2. At some point last Saturday, I thought, “I need a pause button.” I need to stop time so I can catch up. I would use it to do chores: pause time while I grocery shopped, or cleaned the kitchen, or cleaned out my closet. (My closet REALLY needs to be cleaned out.)

Of course, at some point on Sunday, I thought, “Getting up and starting the day at 8 a.m. makes for a long Sunday.” We did a lot that day. When the children have CCD at 8:40 a.m., and then you go to church right after, Sunday stretches away in front of you.

Pumpking carving
Reason #598 older children rock.

3. One of the things we did was carve pumpkins. Technically, the children each cleaned out a pumpkin. Flora carved hers, but the design broke off, and before we could solve the problem (toothpicks!), she tossed it in the weeds in frustration. Kate carved hers, designed Michael’s, and then ended up carving his too. She even went back to Flora’s and carved a cat’s face in the back of the pumpkin! When that girl gets a goal in her head, she carries through.

4. Conversely to that pause button idea, it could just be November 8 already, and voting could be done. I am ready for this election season to be over. It’s torture. If Pennsylvania were an early voting or mail-in ballot state, at least my part would be done by now. But instead, I gotta wait to go to the polls. It will be exciting to vote for the first woman President!

5. Michael is doing math. And reading. He actually sits down and sounds out words. He says stuff like, “10 + 10 + 3 = 23” out of the blue. I distinctly recall Flora refusing to sound out words. That girl wants to be good at something the first time she tries it. (I DON’T KNOW WHERE SHE GETS THAT.) But Michael seems to have no self-consciousness about trying stuff or being good.
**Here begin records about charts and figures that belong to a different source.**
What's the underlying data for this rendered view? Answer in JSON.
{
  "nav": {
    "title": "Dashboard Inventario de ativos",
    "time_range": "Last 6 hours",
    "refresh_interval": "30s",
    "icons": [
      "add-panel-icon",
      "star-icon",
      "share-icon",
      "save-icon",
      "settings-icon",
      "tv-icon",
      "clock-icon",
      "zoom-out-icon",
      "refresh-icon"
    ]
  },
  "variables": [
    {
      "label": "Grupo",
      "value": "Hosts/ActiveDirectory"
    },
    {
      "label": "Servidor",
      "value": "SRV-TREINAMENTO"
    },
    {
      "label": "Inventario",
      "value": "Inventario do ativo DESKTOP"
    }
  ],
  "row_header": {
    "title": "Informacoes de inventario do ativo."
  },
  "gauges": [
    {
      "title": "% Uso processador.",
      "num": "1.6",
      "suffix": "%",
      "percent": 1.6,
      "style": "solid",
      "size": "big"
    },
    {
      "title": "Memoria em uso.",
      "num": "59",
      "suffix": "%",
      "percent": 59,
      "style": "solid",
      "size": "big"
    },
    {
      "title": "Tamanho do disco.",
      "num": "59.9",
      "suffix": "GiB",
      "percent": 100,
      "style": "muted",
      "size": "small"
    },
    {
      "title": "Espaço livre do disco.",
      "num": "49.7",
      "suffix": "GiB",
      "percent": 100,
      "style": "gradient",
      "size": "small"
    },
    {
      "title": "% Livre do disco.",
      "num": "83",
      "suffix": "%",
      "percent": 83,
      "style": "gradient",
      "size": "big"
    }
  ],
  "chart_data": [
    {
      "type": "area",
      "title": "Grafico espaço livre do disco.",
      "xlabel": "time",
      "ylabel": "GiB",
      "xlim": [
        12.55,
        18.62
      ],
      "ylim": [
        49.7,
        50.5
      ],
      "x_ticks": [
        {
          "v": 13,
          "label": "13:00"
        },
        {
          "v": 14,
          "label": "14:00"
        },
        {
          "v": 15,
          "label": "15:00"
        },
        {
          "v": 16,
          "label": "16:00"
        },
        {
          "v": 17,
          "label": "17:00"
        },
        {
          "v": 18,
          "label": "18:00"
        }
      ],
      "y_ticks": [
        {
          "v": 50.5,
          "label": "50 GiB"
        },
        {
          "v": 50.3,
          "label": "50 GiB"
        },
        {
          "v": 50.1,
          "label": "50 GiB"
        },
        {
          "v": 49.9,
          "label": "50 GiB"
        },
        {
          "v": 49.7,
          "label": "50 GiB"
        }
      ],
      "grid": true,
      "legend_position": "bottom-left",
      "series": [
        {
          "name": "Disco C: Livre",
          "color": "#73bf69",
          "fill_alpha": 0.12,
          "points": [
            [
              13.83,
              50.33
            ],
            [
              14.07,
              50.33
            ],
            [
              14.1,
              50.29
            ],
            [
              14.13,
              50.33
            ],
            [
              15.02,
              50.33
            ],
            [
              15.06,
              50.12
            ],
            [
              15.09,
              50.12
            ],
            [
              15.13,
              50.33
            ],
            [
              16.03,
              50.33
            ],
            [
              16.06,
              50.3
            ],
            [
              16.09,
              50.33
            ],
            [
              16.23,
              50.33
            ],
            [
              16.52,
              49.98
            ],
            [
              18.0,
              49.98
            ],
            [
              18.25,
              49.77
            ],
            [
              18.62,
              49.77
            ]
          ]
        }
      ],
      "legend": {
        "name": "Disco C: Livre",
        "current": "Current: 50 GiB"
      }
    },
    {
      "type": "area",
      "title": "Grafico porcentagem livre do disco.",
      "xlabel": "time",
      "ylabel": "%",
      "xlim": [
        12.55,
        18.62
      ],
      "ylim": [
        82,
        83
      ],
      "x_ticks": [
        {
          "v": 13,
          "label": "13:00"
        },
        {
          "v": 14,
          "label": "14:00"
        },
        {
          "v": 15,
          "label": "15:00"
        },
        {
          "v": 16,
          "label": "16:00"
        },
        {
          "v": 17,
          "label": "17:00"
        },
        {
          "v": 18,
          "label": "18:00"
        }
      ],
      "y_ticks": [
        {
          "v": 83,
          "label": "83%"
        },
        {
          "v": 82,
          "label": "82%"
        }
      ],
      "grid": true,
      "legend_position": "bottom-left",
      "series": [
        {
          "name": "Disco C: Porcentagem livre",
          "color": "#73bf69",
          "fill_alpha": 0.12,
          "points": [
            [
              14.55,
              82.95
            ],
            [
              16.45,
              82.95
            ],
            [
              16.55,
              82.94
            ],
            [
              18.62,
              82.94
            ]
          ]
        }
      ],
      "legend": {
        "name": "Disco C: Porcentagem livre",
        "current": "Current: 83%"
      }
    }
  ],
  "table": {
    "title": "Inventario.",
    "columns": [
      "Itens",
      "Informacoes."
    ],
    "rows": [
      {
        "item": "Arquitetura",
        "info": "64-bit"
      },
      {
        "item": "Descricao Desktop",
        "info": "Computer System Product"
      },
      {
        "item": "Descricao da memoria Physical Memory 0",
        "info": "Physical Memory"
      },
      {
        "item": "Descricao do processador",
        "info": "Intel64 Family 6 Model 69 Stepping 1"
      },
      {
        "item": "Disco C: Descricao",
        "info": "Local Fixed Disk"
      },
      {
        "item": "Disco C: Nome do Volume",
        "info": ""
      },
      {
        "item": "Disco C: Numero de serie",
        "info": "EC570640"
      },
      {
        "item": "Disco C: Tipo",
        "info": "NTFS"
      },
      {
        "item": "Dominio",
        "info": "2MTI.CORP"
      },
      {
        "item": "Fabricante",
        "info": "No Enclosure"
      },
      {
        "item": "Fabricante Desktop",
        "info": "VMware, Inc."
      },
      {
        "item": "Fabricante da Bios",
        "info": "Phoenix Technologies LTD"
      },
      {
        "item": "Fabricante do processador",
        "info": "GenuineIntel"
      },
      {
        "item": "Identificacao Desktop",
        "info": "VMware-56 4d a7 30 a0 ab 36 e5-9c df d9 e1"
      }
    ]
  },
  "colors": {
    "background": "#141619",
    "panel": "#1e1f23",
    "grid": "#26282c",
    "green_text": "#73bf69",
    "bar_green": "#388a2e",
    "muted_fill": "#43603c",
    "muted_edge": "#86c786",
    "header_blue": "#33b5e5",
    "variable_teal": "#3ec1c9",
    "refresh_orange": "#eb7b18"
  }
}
Of course, he thinks he’s good at EVERYTHING. So.

5. Things just keep rolling along. Parent-teacher conferences went well; Halloween is around the corner (Flora, werewolf; Kate, Harley Quinn; Michael, Killer Croc); flu vaccines are onboard. Pretty soon, it will be Flora’s birthday, and I’ll still be like, “pause button, where are you?”

6. Last night, as I was driving from work to home to the pediatrician’s office to dinner to Rocket Fizz (flu shots mean Rocket Fizz), I was half thinking, when does this part end?

And I realized, it really doesn’t. As much as I think, “Oh, when soccer practice ends for the year, my weeks won’t be so crazy”, or “We’ll get through the holidays and then get a break,” I’m deluding myself.

This is it. This is the ride we’re on called life. I may have a slow week or two when soccer practice is on pause — that depends on who is going to play indoor soccer this season — but other things will crop up. I will have to run to the store, or attend a school concert, or otherwise be busy.

And that’s okay. It is what it is. I will keep doing what I need to do to keep my sanity.

7. Still struggling with the date night thing, though. Dan and I just can’t seem to figure it out. It’s really disappointing. That is one area that needs work, and that I can’t be blase about it. Again, a pause button would be helpful.

Do you have date nights? How? Enlighten me!